De aquellos polvos han surgido
los lodos de hoy, la terrible situación de refugiados y emigrantes, millones de
seres deambulando por tierras inhóspitas, cada vez más rechazados, con
cadáveres de niños que impactan pero se olvidan pronto, con personajes actuales
poderosos como el impresentable recién elegido presidente de EE. UU., a cuyo
amparo no subsistirá nadie que no tenga como referente el pelo y la piel color
zanahoria.
Quieran o no, el mundo es
multirracial, y por consiguiente multicultural, y eso, en lugar de un problema,
debería ser un signo de riqueza para cuantos habitamos el planeta.
Los elitismos y las purezas de sangre, solo conducen tarde o
temprano a nacionalismos más o menos feroces, capaces de exterminar incluso,
para que sus teorías se lleven a la práctica.
El hombre negro que nos mira
desde su bella piel de ébano, posee, aunque a veces lo olvidemos, una cultura
propia, un idioma, una familia y un corazón que siente.

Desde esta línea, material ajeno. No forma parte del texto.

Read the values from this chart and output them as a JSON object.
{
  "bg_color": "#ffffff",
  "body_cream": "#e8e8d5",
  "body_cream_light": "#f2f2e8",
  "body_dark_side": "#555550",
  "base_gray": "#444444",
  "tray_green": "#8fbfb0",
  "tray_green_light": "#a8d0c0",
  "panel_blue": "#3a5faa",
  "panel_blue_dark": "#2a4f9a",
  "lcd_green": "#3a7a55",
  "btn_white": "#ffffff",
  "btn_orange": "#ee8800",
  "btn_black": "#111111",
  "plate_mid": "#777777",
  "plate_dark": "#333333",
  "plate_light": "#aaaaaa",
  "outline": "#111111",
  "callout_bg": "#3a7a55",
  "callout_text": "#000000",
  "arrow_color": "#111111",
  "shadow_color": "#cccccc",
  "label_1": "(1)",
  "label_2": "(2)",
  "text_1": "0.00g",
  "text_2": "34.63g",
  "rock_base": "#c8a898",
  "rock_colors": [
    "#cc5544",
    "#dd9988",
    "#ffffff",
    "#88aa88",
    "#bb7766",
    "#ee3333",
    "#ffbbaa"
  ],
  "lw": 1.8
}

Lo único que le
diferencia de nosotros, es, para su desgracia, la mala suerte de haber nacido
en un país injusto.
Ana María Mata
Historiadora y Novelista
3 comentarios:
Bien pensado y bien expresado. Gracias Ana Ma.
Garbiñe
Solo la cultura y el conocimiento erradicara las actuaciones racistas y los delitos de odio como el que comenta.
Buen articulo ¡basta de hiprocresias¡ de los limpios de conciencia.